One interesting excerpt from The Browns Fan’s Tailgating Guide, written by Peter Chakerian, writes in detail of three of the most probable roots of the first tailgate party which I will heavily paraphrase below.


The first theory is that the tailgate party occurred during the first college football game between Rutgers and Princeton. Apparently, spectators spent their pre-game ritual grilling sausages at the “tail end” of the horse. This theory seems a bit weak to me, but it has persisted for a long, long time.

The second theory seems a little bit more plausible, as it seems logical to the human mind. The story goes that a train transported a large number of fans to a Yale football game in 1904. By the time the fans had arrived to the game, most were quite famished and, according to Peter Chakerian’s excerpt, the fans made sure to bring food and beverages to the stadium prior to the start of the game.

The third, and the theory I like the most, was that Green Bay Packersfans coined the actual term “tailgating” during the teams first year in business in 1919. Back then, the fans would back their pickup trucks around the field and fold down their tailgates for seating. Naturally, food and beverages were brought along to keep the appetite in check.

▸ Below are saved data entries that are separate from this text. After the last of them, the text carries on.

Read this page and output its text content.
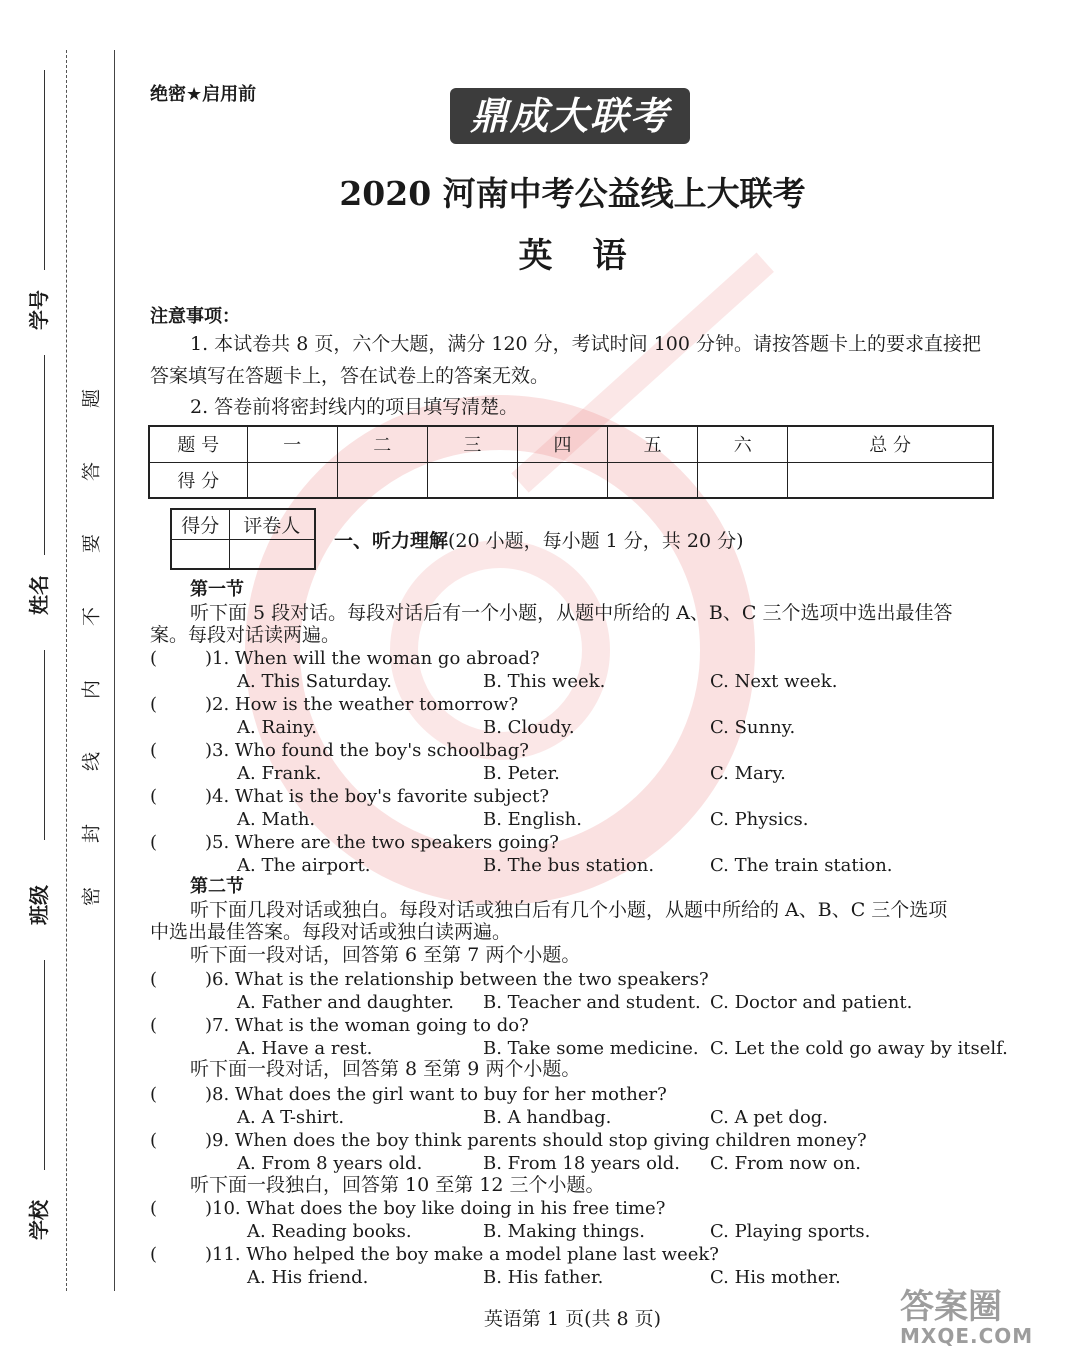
学号
姓名
班级
学校
题
答
要
不
内
线
封
密
绝密★启用前	鼎成大联考
2020 河南中考公益线上大联考
英语
注意事项：
1. 本试卷共 8 页，六个大题，满分 120 分，考试时间 100 分钟。请按答题卡上的要求直接把
答案填写在答题卡上，答在试卷上的答案无效。
2. 答卷前将密封线内的项目填写清楚。
题 号	一	二	三	四	五	六	总 分
得 分							
得分	评卷人

一、听力理解(20 小题，每小题 1 分，共 20 分)
第一节
听下面 5 段对话。每段对话后有一个小题，从题中所给的 A、B、C 三个选项中选出最佳答
案。每段对话读两遍。
(	)1. When will the woman go abroad?
A. This Saturday.	B. This week.	C. Next week.
(	)2. How is the weather tomorrow?
A. Rainy.	B. Cloudy.	C. Sunny.
(	)3. Who found the boy's schoolbag?
A. Frank.	B. Peter.	C. Mary.
(	)4. What is the boy's favorite subject?
A. Math.	B. English.	C. Physics.
(	)5. Where are the two speakers going?
A. The airport.	B. The bus station.	C. The train station.
第二节
听下面几段对话或独白。每段对话或独白后有几个小题，从题中所给的 A、B、C 三个选项
中选出最佳答案。每段对话或独白读两遍。
听下面一段对话，回答第 6 至第 7 两个小题。
(	)6. What is the relationship between the two speakers?
A. Father and daughter. B. Teacher and student. C. Doctor and patient.
(	)7. What is the woman going to do?
A. Have a rest.	B. Take some medicine. C. Let the cold go away by itself.
听下面一段对话，回答第 8 至第 9 两个小题。
(	)8. What does the girl want to buy for her mother?
A. A T-shirt.	B. A handbag.	C. A pet dog.
(	)9. When does the boy think parents should stop giving children money?
A. From 8 years old.	B. From 18 years old. C. From now on.
听下面一段独白，回答第 10 至第 12 三个小题。
(	)10. What does the boy like doing in his free time?
A. Reading books.	B. Making things.	C. Playing sports.
(	)11. Who helped the boy make a model plane last week?
A. His friend.	B. His father.	C. His mother.
英语第 1 页(共 8 页)	答案圈
MXQE.COM
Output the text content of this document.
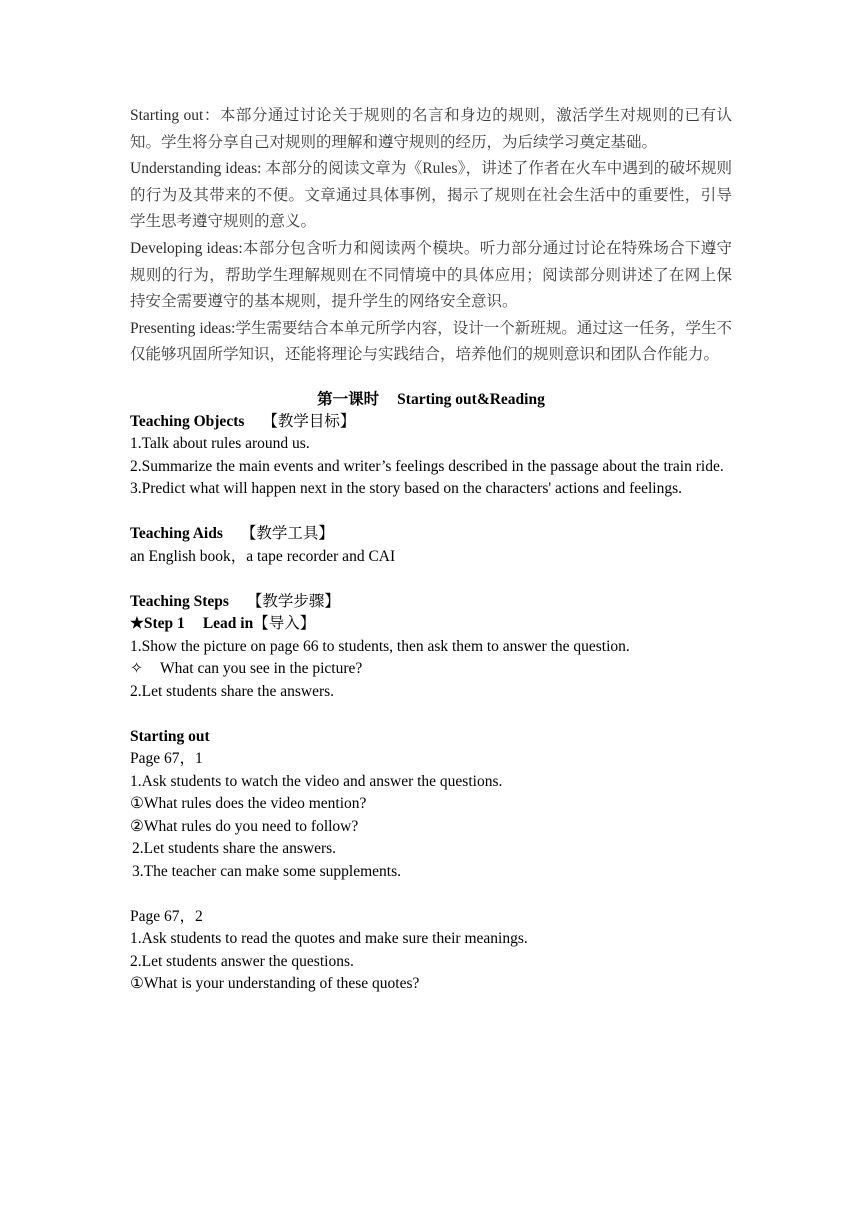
Starting out：本部分通过讨论关于规则的名言和身边的规则，激活学生对规则的已有认知。学生将分享自己对规则的理解和遵守规则的经历，为后续学习奠定基础。

Understanding ideas: 本部分的阅读文章为《Rules》，讲述了作者在火车中遇到的破坏规则的行为及其带来的不便。文章通过具体事例，揭示了规则在社会生活中的重要性，引导学生思考遵守规则的意义。

Developing ideas:本部分包含听力和阅读两个模块。听力部分通过讨论在特殊场合下遵守规则的行为，帮助学生理解规则在不同情境中的具体应用；阅读部分则讲述了在网上保持安全需要遵守的基本规则，提升学生的网络安全意识。

Presenting ideas:学生需要结合本单元所学内容，设计一个新班规。通过这一任务，学生不仅能够巩固所学知识，还能将理论与实践结合，培养他们的规则意识和团队合作能力。

第一课时 Starting out&Reading

Teaching Objects 【教学目标】

1.Talk about rules around us.

2.Summarize the main events and writer’s feelings described in the passage about the train ride.

3.Predict what will happen next in the story based on the characters' actions and feelings.

Teaching Aids 【教学工具】

an English book，a tape recorder and CAI

Teaching Steps 【教学步骤】

★Step 1 Lead in【导入】

1.Show the picture on page 66 to students, then ask them to answer the question.

✧ What can you see in the picture?

2.Let students share the answers.

Starting out

Page 67，1

1.Ask students to watch the video and answer the questions.

①What rules does the video mention?

②What rules do you need to follow?

2.Let students share the answers.

3.The teacher can make some supplements.

Page 67，2

1.Ask students to read the quotes and make sure their meanings.

2.Let students answer the questions.

①What is your understanding of these quotes?
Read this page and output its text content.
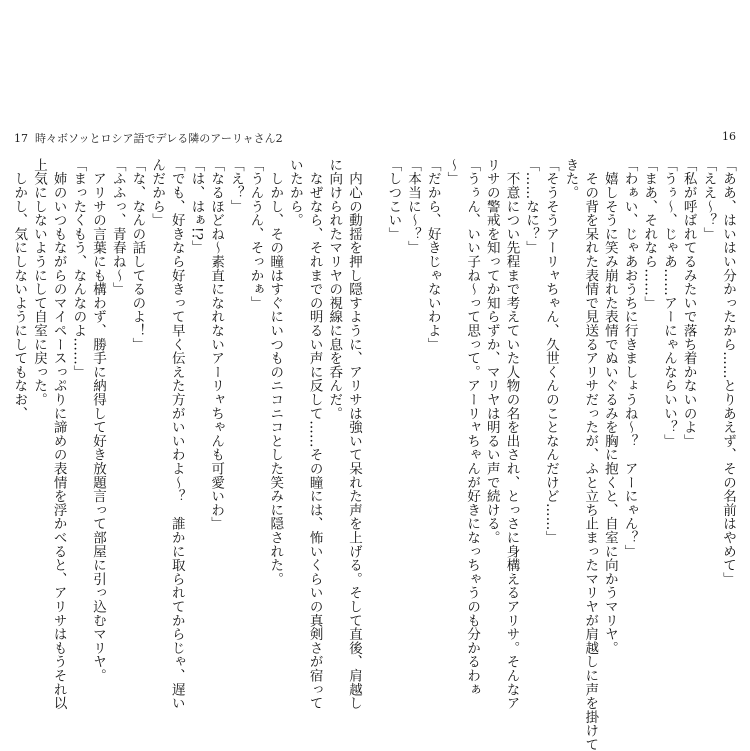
17 時々ボソッとロシア語でデレる隣のアーリャさん2	16
「ああ、はいはい分かったから……とりあえず、その名前はやめて」
「ええ〜？」
「私が呼ばれてるみたいで落ち着かないのよ」
「うぅ〜、じゃあ……アーにゃんならいい？」
「まあ、それなら……」
「わぁい、じゃあおうちに行きましょうね〜？　アーにゃん？」
　嬉しそうに笑み崩れた表情でぬいぐるみを胸に抱くと、自室に向かうマリヤ。
　その背を呆れた表情で見送るアリサだったが、ふと立ち止まったマリヤが肩越しに声を掛けて
きた。
「そうそうアーリャちゃん、久世くんのことなんだけど……」
「……なに？」
　不意につい先程まで考えていた人物の名を出され、とっさに身構えるアリサ。そんなア
リサの警戒を知ってか知らずか、マリヤは明るい声で続ける。
「うぅん、いい子ね〜って思って。アーリャちゃんが好きになっちゃうのも分かるわぁ
〜」
「だから、好きじゃないわよ」
「本当に〜？」
「しつこい」
　内心の動揺を押し隠すように、アリサは強いて呆れた声を上げる。そして直後、肩越し
に向けられたマリヤの視線に息を呑んだ。
　なぜなら、それまでの明るい声に反して……その瞳には、怖いくらいの真剣さが宿って
いたから。
　しかし、その瞳はすぐにいつものニコニコとした笑みに隠された。
「うんうん、そっかぁ」
「え？」
「なるほどね〜素直になれないアーリャちゃんも可愛いわ」
「は、はぁ!?」
「でも、好きなら好きって早く伝えた方がいいわよ〜？　誰かに取られてからじゃ、遅い
んだから」
「な、なんの話してるのよ！」
「ふふっ、青春ね〜」
　アリサの言葉にも構わず、勝手に納得して好き放題言って部屋に引っ込むマリヤ。
「まったくもう、なんなのよ……」
　姉のいつもながらのマイペースっぷりに諦めの表情を浮かべると、アリサはもうそれ以
上気にしないようにして自室に戻った。
　しかし、気にしないようにしてもなお、
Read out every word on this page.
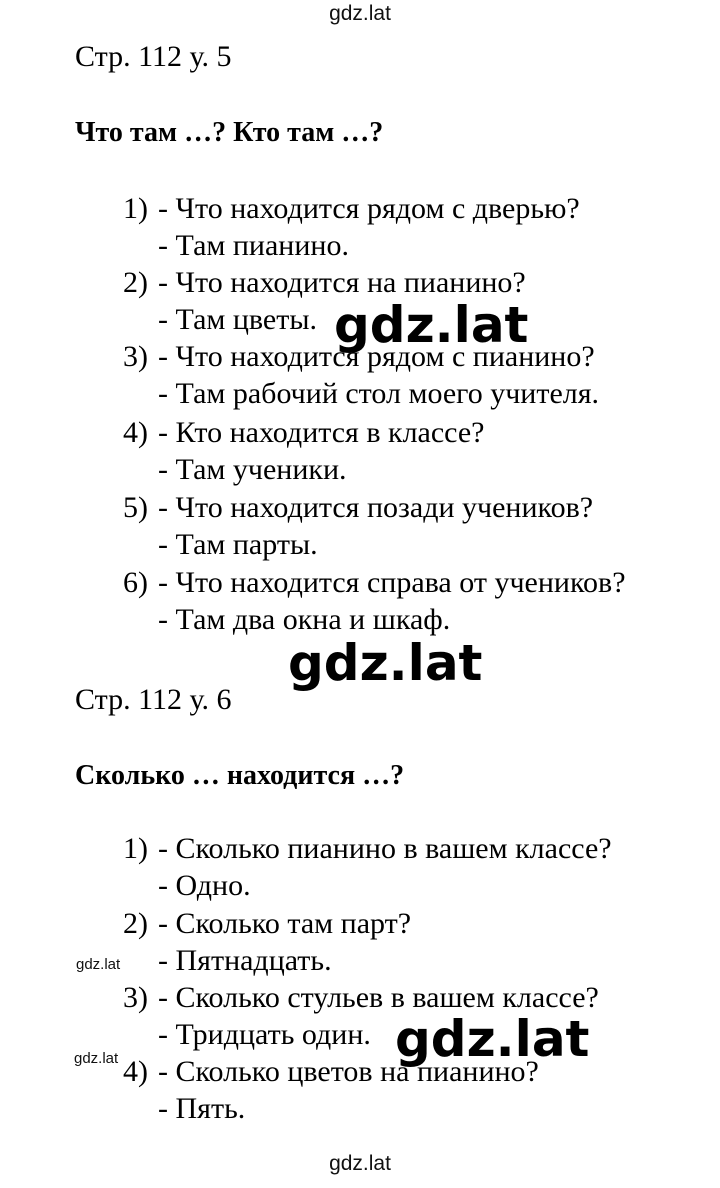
gdz.lat
Стр. 112 у. 5
Что там …? Кто там …?
1) - Что находится рядом с дверью?
- Там пианино.
2) - Что находится на пианино?
- Там цветы.
3) - Что находится рядом с пианино?
- Там рабочий стол моего учителя.
4) - Кто находится в классе?
- Там ученики.
5) - Что находится позади учеников?
- Там парты.
6) - Что находится справа от учеников?
- Там два окна и шкаф.
Стр. 112 у. 6
Сколько … находится …?
1) - Сколько пианино в вашем классе?
- Одно.
2) - Сколько там парт?
- Пятнадцать.
3) - Сколько стульев в вашем классе?
- Тридцать один.
4) - Сколько цветов на пианино?
- Пять.
gdz.lat
gdz.lat
gdz.lat
gdz.lat
gdz.lat
gdz.lat
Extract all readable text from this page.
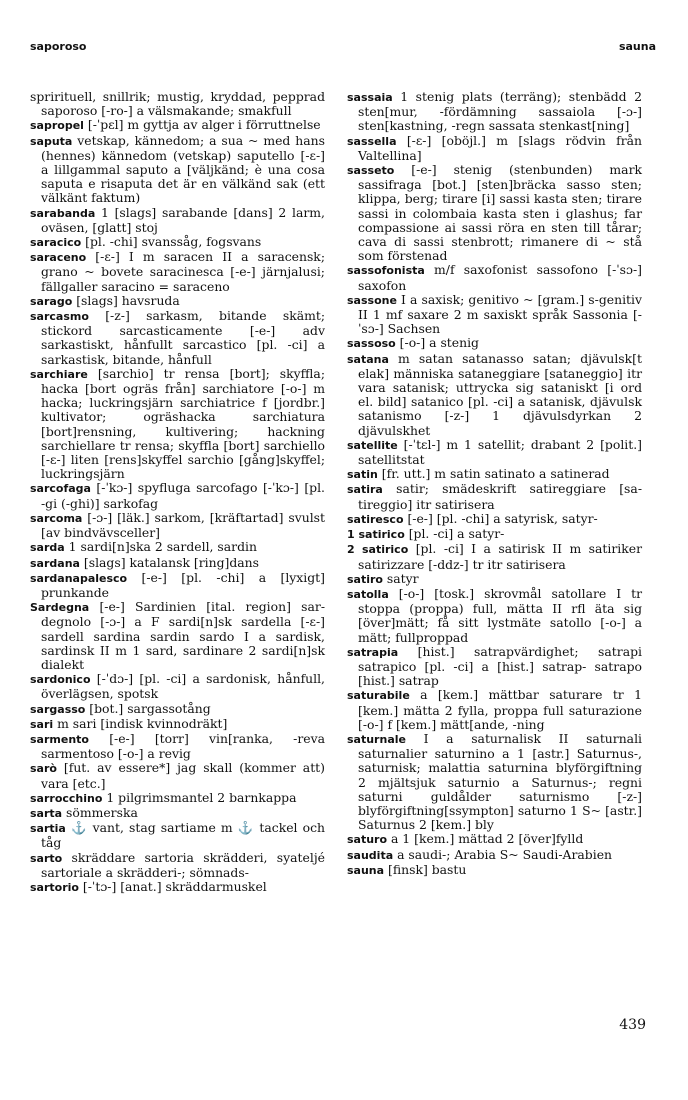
saporoso	sauna

sprirituell, snillrik; mustig, kryddad, pepprad saporoso [-ro-] a välsmakande; smakfull

sapropel [-ˈpɛl] m gyttja av alger i förruttnelse

saputa vetskap, kännedom; a sua ~ med hans (hennes) kännedom (vetskap) saputello [-ɛ-] a lillgammal saputo a [väljkänd; è una cosa saputa e risaputa det är en välkänd sak (ett välkänt faktum)

sarabanda 1 [slags] sarabande [dans] 2 larm, oväsen, [glatt] stoj

saracico [pl. -chi] svanssåg, fogsvans

saraceno [-ɛ-] I m saracen II a saracensk; grano ~ bovete saracinesca [-e-] järnjalusi; fällgaller saracino = saraceno

sarago [slags] havsruda

sarcasmo [-z-] sarkasm, bitande skämt; stickord sarcasticamente [-e-] adv sarkastiskt, hånfullt sarcastico [pl. -ci] a sarkastisk, bitande, hånfull

sarchiare [sarchio] tr rensa [bort]; skyffla; hacka [bort ogräs från] sarchiatore [-o-] m hacka; luckringsjärn sarchiatrice f [jordbr.] kultivator; ogräshacka sarchiatura [bort]rensning, kultivering; hackning sarchiellare tr rensa; skyffla [bort] sarchiello [-ɛ-] liten [rens]skyffel sarchio [gång]skyffel; luckringsjärn

sarcofaga [-ˈkɔ-] spyfluga sarcofago [-ˈkɔ-] [pl. -gi (-ghi)] sarkofag

sarcoma [-ɔ-] [läk.] sarkom, [kräftartad] svulst [av bindvävsceller]

sarda 1 sardi[n]ska 2 sardell, sardin

sardana [slags] katalansk [ring]dans

sardanapalesco [-e-] [pl. -chi] a [lyxigt] prunkande

Sardegna [-e-] Sardinien [ital. region] sardegnolo [-ɔ-] a F sardi[n]sk sardella [-ɛ-] sardell sardina sardin sardo I a sardisk, sardinsk II m 1 sard, sardinare 2 sardi[n]sk dialekt

sardonico [-ˈdɔ-] [pl. -ci] a sardonisk, hånfull, överlägsen, spotsk

sargasso [bot.] sargassotång

sari m sari [indisk kvinnodräkt]

sarmento [-e-] [torr] vin[ranka, -reva sarmentoso [-o-] a revig

sarò [fut. av essere*] jag skall (kommer att) vara [etc.]

sarrocchino 1 pilgrimsmantel 2 barnkappa

sarta sömmerska

sartia ⚓ vant, stag sartiame m ⚓ tackel och tåg

sarto skräddare sartoria skrädderi, syateljé sartoriale a skrädderi-; sömnads-

sartorio [-ˈtɔ-] [anat.] skräddarmuskel

sassaia 1 stenig plats (terräng); stenbädd 2 sten[mur, -fördämning sassaiola [-ɔ-] sten[kastning, -regn sassata stenkast[ning]

sassella [-ɛ-] [oböjl.] m [slags rödvin från Valtellina]

sasseto [-e-] stenig (stenbunden) mark sassifraga [bot.] [sten]bräcka sasso sten; klippa, berg; tirare [i] sassi kasta sten; tirare sassi in colombaia kasta sten i glashus; far compassione ai sassi röra en sten till tårar; cava di sassi stenbrott; rimanere di ~ stå som förstenad

sassofonista m/f saxofonist sassofono [-ˈsɔ-] saxofon

sassone I a saxisk; genitivo ~ [gram.] s-genitiv II 1 mf saxare 2 m saxiskt språk Sassonia [-ˈsɔ-] Sachsen

sassoso [-o-] a stenig

satana m satan satanasso satan; djävulsk[t elak] människa sataneggiare [sataneggio] itr vara satanisk; uttrycka sig sataniskt [i ord el. bild] satanico [pl. -ci] a satanisk, djävulsk satanismo [-z-] 1 djävulsdyrkan 2 djävulskhet

satellite [-ˈtɛl-] m 1 satellit; drabant 2 [polit.] satellitstat

satin [fr. utt.] m satin satinato a satinerad

satira satir; smädeskrift satireggiare [satireggio] itr satirisera

satiresco [-e-] [pl. -chi] a satyrisk, satyr-

1 satirico [pl. -ci] a satyr-

2 satirico [pl. -ci] I a satirisk II m satiriker satirizzare [-ddz-] tr itr satirisera

satiro satyr

satolla [-o-] [tosk.] skrovmål satollare I tr stoppa (proppa) full, mätta II rfl äta sig [över]mätt; få sitt lystmäte satollo [-o-] a mätt; fullproppad

satrapia [hist.] satrapvärdighet; satrapi satrapico [pl. -ci] a [hist.] satrap- satrapo [hist.] satrap

saturabile a [kem.] mättbar saturare tr 1 [kem.] mätta 2 fylla, proppa full saturazione [-o-] f [kem.] mätt[ande, -ning

saturnale I a saturnalisk II saturnali saturnalier saturnino a 1 [astr.] Saturnus-, saturnisk; malattia saturnina blyförgiftning 2 mjältsjuk saturnio a Saturnus-; regni saturni guldålder saturnismo [-z-] blyförgiftning[ssympton] saturno 1 S~ [astr.] Saturnus 2 [kem.] bly

saturo a 1 [kem.] mättad 2 [över]fylld

saudita a saudi-; Arabia S~ Saudi-Arabien

sauna [finsk] bastu

439
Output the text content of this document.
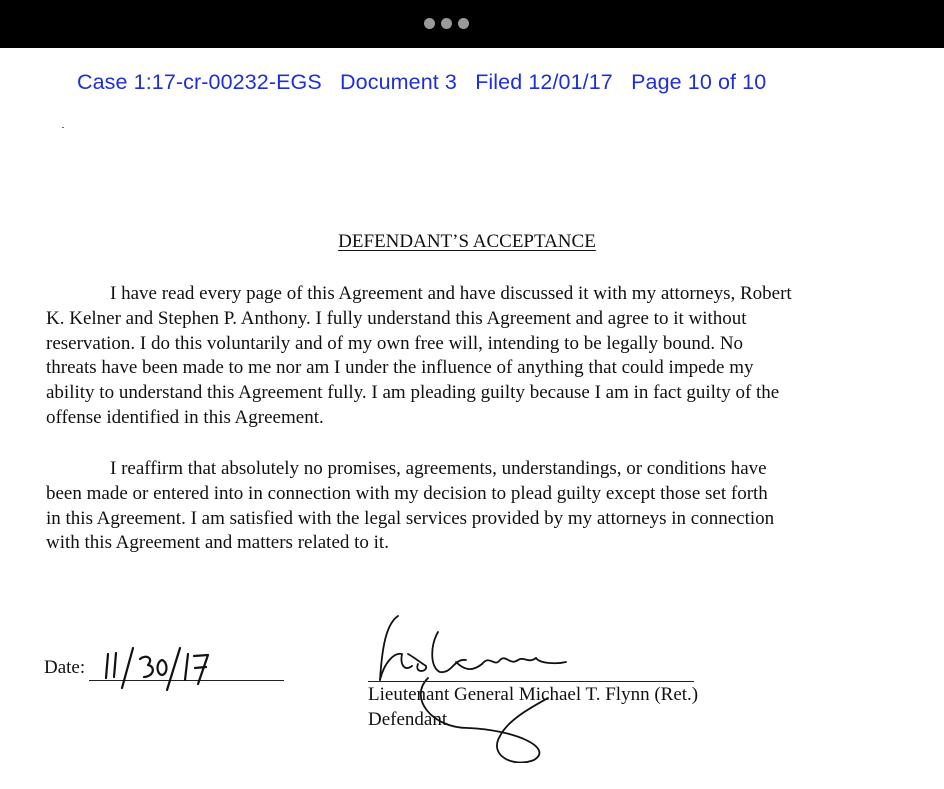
Case 1:17-cr-00232-EGS Document 3 Filed 12/01/17 Page 10 of 10
DEFENDANT’S ACCEPTANCE
I have read every page of this Agreement and have discussed it with my attorneys, Robert
K. Kelner and Stephen P. Anthony. I fully understand this Agreement and agree to it without
reservation. I do this voluntarily and of my own free will, intending to be legally bound. No
threats have been made to me nor am I under the influence of anything that could impede my
ability to understand this Agreement fully. I am pleading guilty because I am in fact guilty of the
offense identified in this Agreement.
I reaffirm that absolutely no promises, agreements, understandings, or conditions have
been made or entered into in connection with my decision to plead guilty except those set forth
in this Agreement. I am satisfied with the legal services provided by my attorneys in connection
with this Agreement and matters related to it.
Date:
Lieutenant General Michael T. Flynn (Ret.)
Defendant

Option three seems to be the most genuine to me, if simply because tailgating had to have been practical prior to it becoming the spectacle it is today.

As for me, my only experience at a tailgate party took place on opening day in 2008. Well, not opening day, but the Monday night after opening day. The Broncos drubbed the Raiders 41-14 in that game – it was quite enjoyable for me.

One thing I learned was that the tailgate party is likely the only time when fans of both teams can intermingle without hard feelings on either side. I recall drinking some beers and eating some grilled meat with my Raider fan brother and some guys I met through Silver and Black Pride. There was some light trash talk, but for the most part it was an enjoyable pre-game party. I even got my picture taken with some Black Hole characters. I know, blasphemy! However, it was a memorable experience.

That said, by nights end, Raider fans were looking for Bronco fans to drown in the clogged urinals, the parking lot had turned into a war zone from some third world country, and all of the nice people I met were nowhere to be found.

So enjoy the tailgate party, for its the only time where both sides can come together to eat, drink and be merry – for in a matter of hours some or most will no longer be in the mood for that kind of activity.

I have shared my lone tailgating experience; how about yours?